On today's date, May 3 in 1946 in Tokyo, the Interna- tional Military Tribunals for the Far East began hearing the cases against 28 Japanese military and government officials who had been of committing or ordering war crimes and crimes against against both military and civilian personnel during World War Two.
These Trials Differed from Nuremberg,
The way in which these trials were conducted was different from those which were being held in Nuremberg, Germany against the Nazi war criminals in 1946. At the Nuremberg proceedings there were four countries running the trial, with chief prosecutors from the four main powers, the United States, Britain, France, and the U.S.S.R. . In these Tokyo Trials there was only one chief prosecutor - Joseph B. Keenan an American, in fact the former U.S. Attorney General. But Australian William Flood Webb was the presiding judge. And other Allied nations on the prosecution team included China, the Philippines, New Zealand, the Netherlands, France, Canada, and India.

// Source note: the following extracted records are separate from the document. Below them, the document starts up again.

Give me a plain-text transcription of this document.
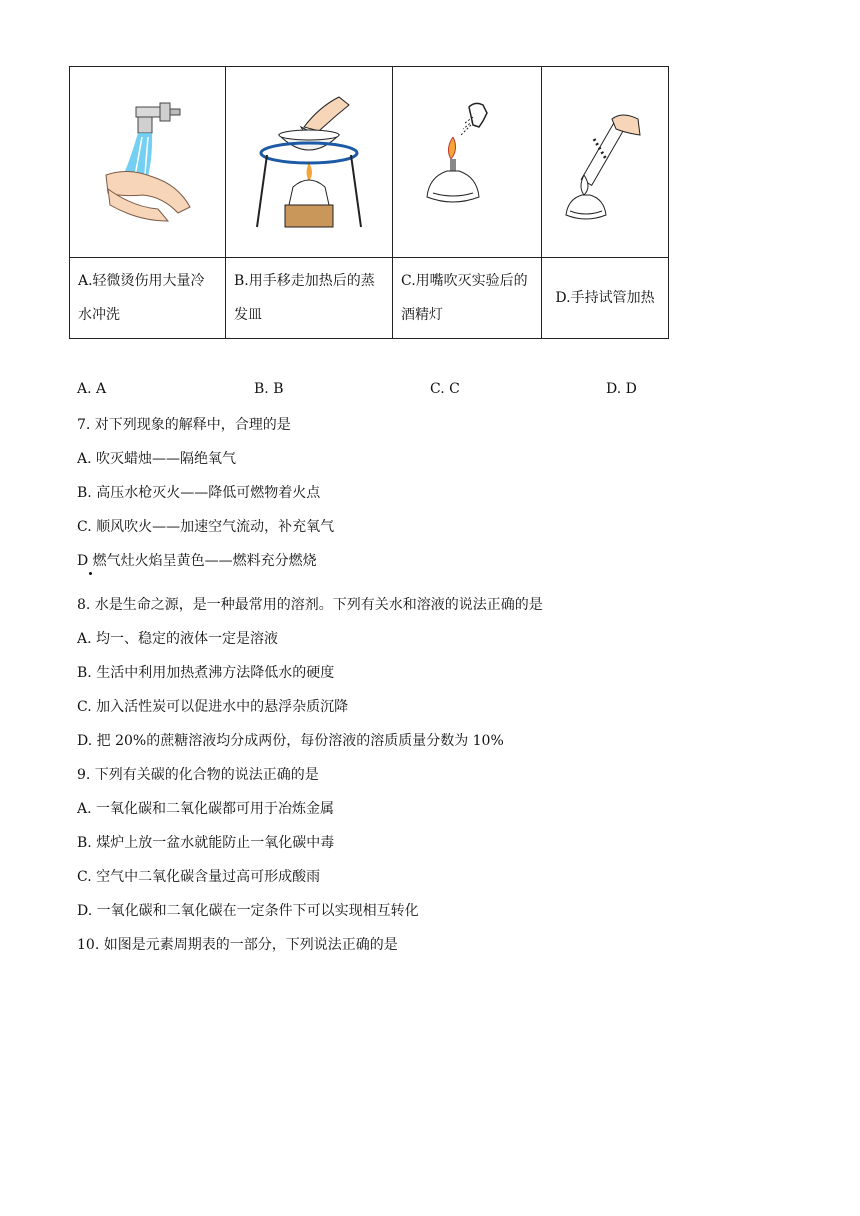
A.轻微烫伤用大量冷水冲洗	B.用手移走加热后的蒸发皿	C.用嘴吹灭实验后的酒精灯	D.手持试管加热
A. A	B. B	C. C	D. D
7. 对下列现象的解释中，合理的是
A. 吹灭蜡烛——隔绝氧气
B. 高压水枪灭火——降低可燃物着火点
C. 顺风吹火——加速空气流动，补充氧气
D 燃气灶火焰呈黄色——燃料充分燃烧
8. 水是生命之源，是一种最常用的溶剂。下列有关水和溶液的说法正确的是
A. 均一、稳定的液体一定是溶液
B. 生活中利用加热煮沸方法降低水的硬度
C. 加入活性炭可以促进水中的悬浮杂质沉降
D. 把 20%的蔗糖溶液均分成两份，每份溶液的溶质质量分数为 10%
9. 下列有关碳的化合物的说法正确的是
A. 一氧化碳和二氧化碳都可用于冶炼金属
B. 煤炉上放一盆水就能防止一氧化碳中毒
C. 空气中二氧化碳含量过高可形成酸雨
D. 一氧化碳和二氧化碳在一定条件下可以实现相互转化
10. 如图是元素周期表的一部分，下列说法正确的是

But the Rouge's Gallery of Criminals Was Almost the Same
At the Nuremberg Trials William Shirer remarked how the men who had once wielded such enormous power, "they no longer resembled the arrogant leaders of old. They seemed to be a drab assortment of mediocrities." Well the Japanese war criminals certainly had been
lowered by several pegs by the time they entered the courtroom of the International Military Tribunal for the Far East (IMTFE) in Tokyo. According to Arnold C. Brackman, a U.P. correspondent who covered the trial:
"Former Foreign Minister Yosuke Matsuoke entered the dock at
a painfully slow gait, his face pallid, his cheeks sunken. Ex- Premier
Kiichiro Kiranuma's equine face looked longer and more melancholy than ever. Admiral Osami Nagano, another aged militarist, wore his naval dress blues stripped of all emblems and badges. The figure
most familiar to both Japanese and everyone in the courtroom, Hideki Tojo (right), strode in wearing a dapper khaki bush jacket. Tojo appeared bemused and dispirited, but looked remarkably healthy for a man who had shot himself in a failed suicide attempt just months before.... General Suzuki maintained his scowl.Thought by many to be the number one power broker in Tokyo, he was accustomed to arriving at Ichigaya in circumstances very different from those of the trial."
Shorn of all of their military regalia, and their titles of state, Joseph Keenan left them no quarter: "war and treaty-breakers should be stripped of the glamour of national heroes and exposed as what they really are --- plain, ordinary murderers."
The Trial and the Evidence
The trial, which lasted from today's date in 1946 until November, 1948 included official state documents, depositions and affidavits from over 700 people as well as harrowing eyewitness testimony from more than 400 victims. According to Brackman, the defendants showed varying degrees of interest. While hearing the charges against them read: "All of the defendants, including those who were fluent in English, listened to the Japanese translation over their headphones. Hideki
Tojo sat with his hands behind his back; (Shigenori) Tōgō, and Shigemitsu, the two foreign ministers stared blankly ahead...."
Throughout the trial, the defendants displayed various degrees of odd and nervous behavior. While evidence of mass atrocities were read "Shigemitsu leaned forward and cupped his head in his hands. Toshio Shiratori's long face grew longer; he often bit his lip. Admiral Shimada, who sat behind Okinori Kaya frequently leaned over the dock and ran his fingers nervously along the back of Kaya's seat.... Hideki Tojo continued his habit of taking copious notes and occasionally picking his nose; one suspected after watching him for months, that the note taking was a theatrical device designed to impress the silent gallery while keeping himself occupied."
The Verdict on the Main Defendants
But the evidence of guilt was overwhelming. The six main defendants were sentenced to death by hanging for war crimes, crimes against humanity, and crimes against peace. These included General Kenji Doihara, chief of the intelligence services, General Seishirō Itagaki, war minister, Kōki Hirota, prime minister (later foreign minister), Lieutenant General Akira Mutō, chief of staff, and General Heitarō Kimura, commander, Burma Area Army. And most important of all General Hideki Tōjō, who as Army leader, and later as Prime Minister became the very face of Japanese military and political aggression ascended to the gallows along with the others at Sugamo Prison in Ikebukuro on December 23, 1948. In addition to the central Tokyo trial, various tribunals sitting outside Japan judged some 5,000 Japanese guilty of war crimes, of whom more than 900 were executed.
Sources =
"The Other Nuremburg - the Untold Story of the Tokyo War Crimes Trials" by Arnold C, Brackman,
William Morrow & Company, Inc., New York, 1987.